African American War Heroes
African Americans have fought bravely in every major military action since colonial times. They bravely risked their life for this country while often being treated poorly by racists both in and oout of the military. Separated but never equal in war, black soldiers were often ordered to perform dangerous missions, while at other times being relegated to menial labor duties such as building roads, cooking, or burying the dead.
African Americans were effectively barred from serving in any military branch besides the army until World War II. After each war ended Black Americans continually had their military contributions minimized, yet they often clung to the belief that military service in wartime could lead to greater freedom and opportunity for all African Americans.
The Revolutionary War set precedents for black military service. Both Africans and African Americans fought on both sides of this war. After the war ended, slaves that fought for the British were either returned to their master or evacuated to Nova Scotia and Sierra Leone. Black soldiers from the north who had fought bravely in such battles as Bunker Hill helped convince leaders in several states to abolish slavery in later years.
Upon the outbreak of the Civil War at Fort Sumter, many freed African American men answered the call of the nation. Unfortunately, a 1792 Federal law barred African American from enlisting in the Army. It wasn't until 1862 that Congress allowed slaves to join, but only with their master's approval. During the war, President Lincoln issued the Emancipation Proclamation, which freed remaining slaves from the confederate south. Although African American Soldiers fought on both sides of the Civil War, the true victory was the abolition of slavery. When the Civil War finally came to an end, 16 African American Soldiers had been awarded the Medal of Honor.

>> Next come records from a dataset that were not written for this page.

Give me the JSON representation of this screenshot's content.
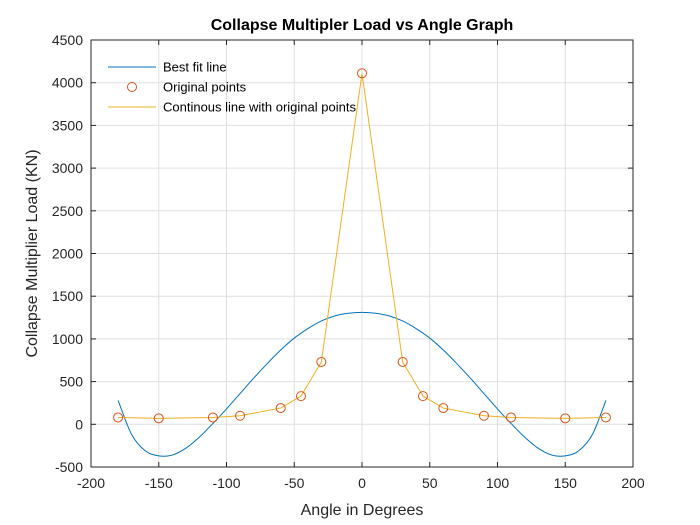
{
  "chart_data": {
    "type": "line",
    "title": "Collapse Multipler Load vs Angle Graph",
    "xlabel": "Angle in Degrees",
    "ylabel": "Collapse Multiplier Load (KN)",
    "xlim": [
      -200,
      200
    ],
    "ylim": [
      -500,
      4500
    ],
    "xticks": [
      -200,
      -150,
      -100,
      -50,
      0,
      50,
      100,
      150,
      200
    ],
    "yticks": [
      -500,
      0,
      500,
      1000,
      1500,
      2000,
      2500,
      3000,
      3500,
      4000,
      4500
    ],
    "grid": true,
    "legend_position": "top-left",
    "series": [
      {
        "name": "Best fit line",
        "kind": "line",
        "color": "#0072BD",
        "x": [
          -180,
          -170,
          -160,
          -150,
          -140,
          -130,
          -120,
          -110,
          -100,
          -90,
          -80,
          -70,
          -60,
          -50,
          -40,
          -30,
          -20,
          -10,
          0,
          10,
          20,
          30,
          40,
          50,
          60,
          70,
          80,
          90,
          100,
          110,
          120,
          130,
          140,
          150,
          160,
          170,
          180
        ],
        "y": [
          280,
          -120,
          -310,
          -370,
          -360,
          -280,
          -150,
          10,
          180,
          360,
          540,
          710,
          870,
          1010,
          1120,
          1210,
          1270,
          1300,
          1310,
          1300,
          1270,
          1210,
          1120,
          1010,
          870,
          710,
          540,
          360,
          180,
          10,
          -150,
          -280,
          -360,
          -370,
          -310,
          -120,
          280
        ]
      },
      {
        "name": "Original points",
        "kind": "markers",
        "color": "#D95319",
        "x": [
          -180,
          -150,
          -110,
          -90,
          -60,
          -45,
          -30,
          0,
          30,
          45,
          60,
          90,
          110,
          150,
          180
        ],
        "y": [
          80,
          70,
          80,
          100,
          190,
          330,
          730,
          4110,
          730,
          330,
          190,
          100,
          80,
          70,
          80
        ]
      },
      {
        "name": "Continous line with original points",
        "kind": "line",
        "color": "#EDB120",
        "x": [
          -180,
          -150,
          -110,
          -90,
          -60,
          -45,
          -30,
          0,
          30,
          45,
          60,
          90,
          110,
          150,
          180
        ],
        "y": [
          80,
          70,
          80,
          100,
          190,
          330,
          730,
          4110,
          730,
          330,
          190,
          100,
          80,
          70,
          80
        ]
      }
    ]
  }
}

Following the Civil War, the Army disbanded volunteer “colored” regiments, and established six Regular Army regiments of black troops with white officers. In 1869, the infantry regiments were reorganized into the 24th and 25th Infantry. The two cavalry regiments, the 9th and 10th, were retained. These regiments were posted in the West and Southwest where they were heavily engaged in the Indian War. During the Spanish-American War, all four regiments saw service.
When World War I broke out, there were four all-black regiments: the 9th and 10th Cavalry and the 24th and 25th Infantry. The men in these units were considered heroes in their communities. Within one week of Wilson’s declaration of war, the War Department had to stop accepting black volunteers because the quotas for African Americans were filled.
African Americans made up over one million of the more than 16 million U.S. men and women to serve in World War II. Some of these men served in infantry, artillery, and tank units. As General George S. Patton Jr. swept across France into Germany, in his Third Army were African American combat units. In 1945, there were approximately 240 field artillery battalions in Europe. Approximately eight of these battalions were composed of African Americans. The 999th Field Artillery was one of these African American battalions in Patton’s Third Army. They manned an eight-inch Howitzer that could fire at 200 lb. Projectile up to 10 miles. In combat, this battalion fired approximately 22,200 rounds.
The Tuskegee Airmen were the first African American military aviators in the United States armed forces. During World War II, African Americans in many U.S. states still were subject to racist, so-called Jim Crow laws. The American military was racially segregated, as was much of the federal government. The Tuskegee Airmen were subject to racial discrimination, both within and outside the army. Despite these adversities, they trained and flew with distinction. Although the 477th Bombardment Group "worked up" on North American B-25 Mitchell bombers, they never served in combat; the Tuskegee 332nd Fighter Group was the only operational unit, first sent overseas as part of Operation Torch, then in action in Sicily and Italy, before being deployed as bomber escorts in Europe where they were particularly successful in their missions.
The Vietnam War saw the highest proportion of blacks ever to serve in an American war. During the height of the U.S. involvement, 1965-69, blacks, who formed 11 percent of the American population, made up 12.6 percent of the soldiers in Vietnam. The majority of these were in the infantry, and although authorities differ on the figures, the percentage of black combat fatalities in that period was a staggering 14.9 percent, a proportion that subsequently declined. Volunteers and draftees included many frustrated blacks whose impatience with the war and the delays in racial progress in America led to race riots on a number of ships and military bases, beginning in 1968, and the services' response in creating interracial councils and racial sensitivity training.